Local Vietnam veterans honored in ceremony at ‘The Wall’

Local Vietnam veterans at Thursday’s ceremony are, from top, at left, John Delaney, Ron Jones, Fred Miller, George Crouse, Carlton Cannon; Robert “Chip” Rager, Sam Shoemaker, Craig Yarnell, Jimmy Stewart, Tom Gordon; John Shoemaker, Roger White, Meat McCaslin, Gary Brooks, Lee Brooks; Brent Pasquinelli, Truman Hibbler, Rich Myers, Gaylan Klobe. At right, from top, are Carol Terry and escort Shawna Mumma; Joe Worrick, Dave Kinley; John Cole, Jerry Winner, Dean Wetzler; Tink Cummings, Mike Dunlap, Eli Duck. LANA MUTHLER/THE EXPRESS

STATE COLLEGE — “We have waited a long time for this event and I want to welcome every Vietnam veteran home. We are literally surrounded by heroes this evening.”

The words of Vietnam vet Brent Pasquinelli set the stage for a solemn ceremony honoring local Vietnam veterans.

A huge crowd, perhaps 500, sat and stood beneath a large white tent in Innovation Park for the opening ceremonies of The Vietnam Memorial Traveling Wall’s visit to Centre County on Thursday evening. Others stood in the rain under umbrellas, not wanting to miss any part of this emotional experience.

Behind them, the vastness of the wall stood tall, its panels telling the sad story of a generation of young men who never came back from the jungles and swamps of Vietnam.

Dark clouds loomed above and a steady rain fell, but the weather could not put the damper on this patriotic event that brought together 50 local Vietnam veterans for special recognition.

Oh, these veterans have certainly changed in 50 years, now sporting gray hair and walking a bit slower… some with canes and walkers… than that time when they were barely out of their teens and were sent to a faraway land to fight for their lives and for their country.

But their pride and patriotism is steadfast,

You could see it on their faces as they walked, two by two, into the tent to receive a lapel pin for their service. Some even wiped tears from their eyes as they perhaps remembered a time they’d like to forget.

It was a quiet procession and it meant a lot to this group — who would answer the call of duty all over again if asked — who were finally being recognized for their courage and bravery… 50 years later.

These are the men and women who make America the greatest country in the world. And they showed their strength and fortitude as they strutted their stuff on this night.

Of the 50 veterans honored, the largest contingent came from Clinton County.

It was a homecoming for some, as they walked into the park and recognized each other, shaking hands, hugging and sharing conversation. Credit goes to David Bower, VFW service officer in Lock Haven, who served on the wall committee and let local veterans know of the event, encouraging them to participate.

And they responded in a big way.

It was certainly a proud night for our community.

Sitting among the veterans was Carol Terry of Lock Haven, whose husband, Major Frederick Terry Jr., lost his life during his third tour in Vietnam. Terry was called to place a wreath at the wall in honor of her husband and the 58,152 others who died in Vietnam and whose names are listed on the wall.
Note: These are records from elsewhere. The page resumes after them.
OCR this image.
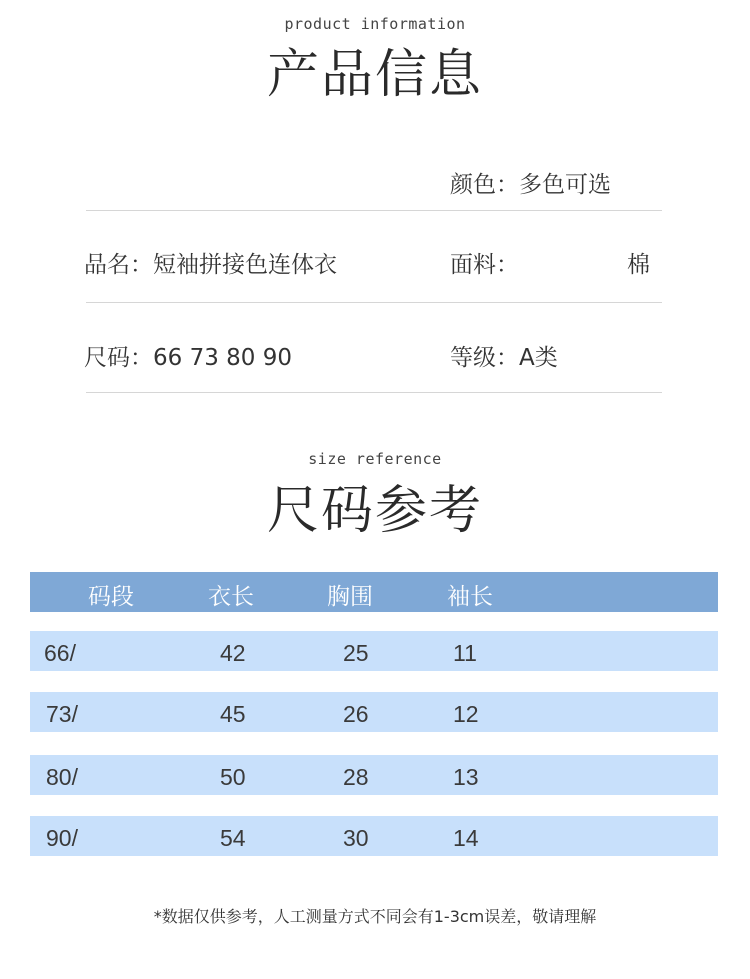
product information
产品信息
颜色：多色可选
品名：短袖拼接色连体衣	面料：	棉
尺码：66 73 80 90	等级：A类
size reference
尺码参考
码段	衣长	胸围	袖长
66/	42	25	11
73/	45	26	12
80/	50	28	13
90/	54	30	14
*数据仅供参考，人工测量方式不同会有1-3cm误差，敬请理解
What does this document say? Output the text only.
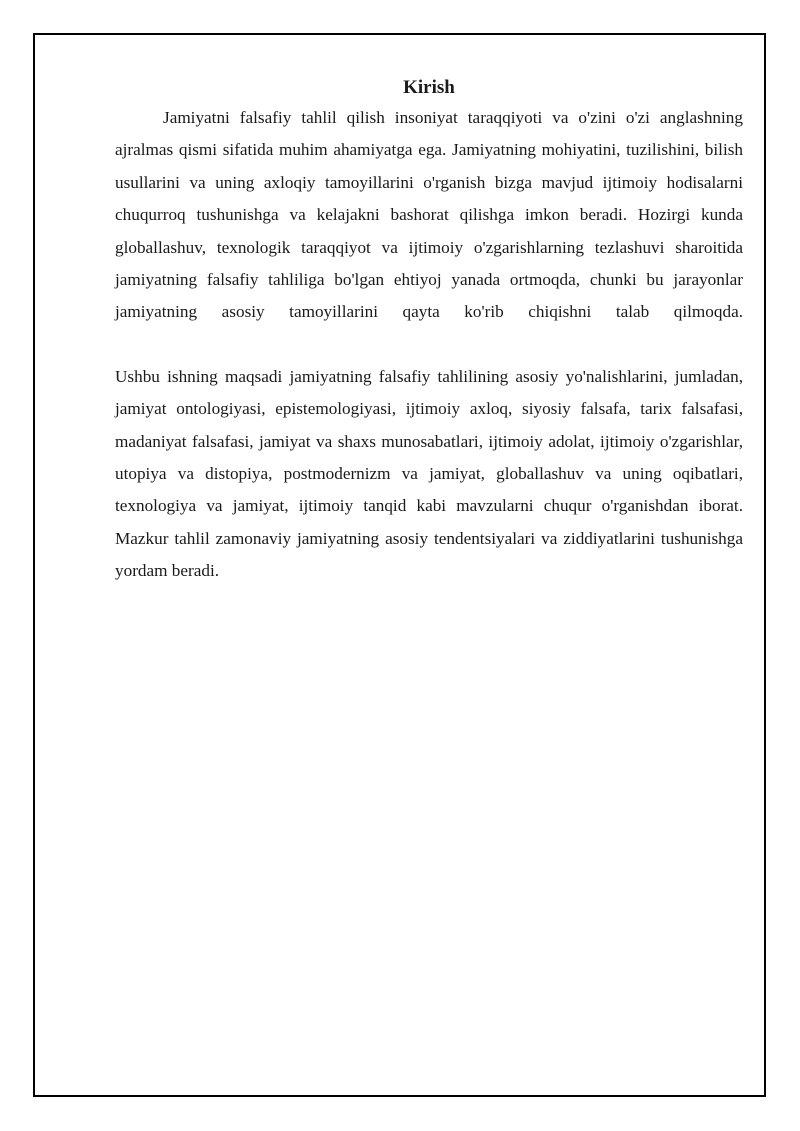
Kirish

Jamiyatni falsafiy tahlil qilish insoniyat taraqqiyoti va o'zini o'zi anglashning ajralmas qismi sifatida muhim ahamiyatga ega. Jamiyatning mohiyatini, tuzilishini, bilish usullarini va uning axloqiy tamoyillarini o'rganish bizga mavjud ijtimoiy hodisalarni chuqurroq tushunishga va kelajakni bashorat qilishga imkon beradi. Hozirgi kunda globallashuv, texnologik taraqqiyot va ijtimoiy o'zgarishlarning tezlashuvi sharoitida jamiyatning falsafiy tahliliga bo'lgan ehtiyoj yanada ortmoqda, chunki bu jarayonlar jamiyatning asosiy tamoyillarini qayta ko'rib chiqishni talab qilmoqda.

Ushbu ishning maqsadi jamiyatning falsafiy tahlilining asosiy yo'nalishlarini, jumladan, jamiyat ontologiyasi, epistemologiyasi, ijtimoiy axloq, siyosiy falsafa, tarix falsafasi, madaniyat falsafasi, jamiyat va shaxs munosabatlari, ijtimoiy adolat, ijtimoiy o'zgarishlar, utopiya va distopiya, postmodernizm va jamiyat, globallashuv va uning oqibatlari, texnologiya va jamiyat, ijtimoiy tanqid kabi mavzularni chuqur o'rganishdan iborat. Mazkur tahlil zamonaviy jamiyatning asosiy tendentsiyalari va ziddiyatlarini tushunishga yordam beradi.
Also in the audience was Dorothy Rager of Lock Haven. At age 93, she sat quietly by herself watching and listening. Dorothy served in the Navy during World War II, but on this day she was here with her son, Robert “Chip” Rager, a Vietnam veteran honored at the ceremony.

Pasquinelli, of State College, said that 3,000 names on the wall are of Pennsylvania men and women who died in the Vietnam war.

“The largest age group on the wall is 19 years of age, and over 50 percent of those killed were under age 22,” he continued.

“And the list is growing,” he said, explaining that names are being added to the wall as Vietnam veterans die from conflict-related diseases.

Capt. Ryan McCombie, a Navy seal who served in Vietnam, called the veterans in the crowd “true American heroes.”

“Fifty years ago… 1967… they called it the summer of love,” he said remembering songs by the Beatles and the Mamas and Papas that were all about love.

“Everybody was loved and welcome… except the men and women in uniform. We weren’t welcome in the parks, the beaches or the universities… During this summer of love, 3,000 of these outcasts were killed. They died in a conflict our government refused to call a war.

“When we arrived home, we were not welcome… we were not welcome in the country that we swore to protect. Now, 50 years since that summer of love… today… we welcome home all our vets and recognize the sacrifices they made.”

“This wall is more than a reminder of the ultimate sacrifice, it’s an eternal reminder that our sons and daughters who fought our wars are welcome in our country,” McCombie concluded.

Pasquinelli thanked everyone who attended the ceremony. “You have no idea how this makes us feel. It’s a truly remarkable display of patriotism and support,” he continued.

He told his fellow veterans, “This ceremony is intended as a healing experience, and we offer you our deepest appreciation for your courage, commitment and valor.”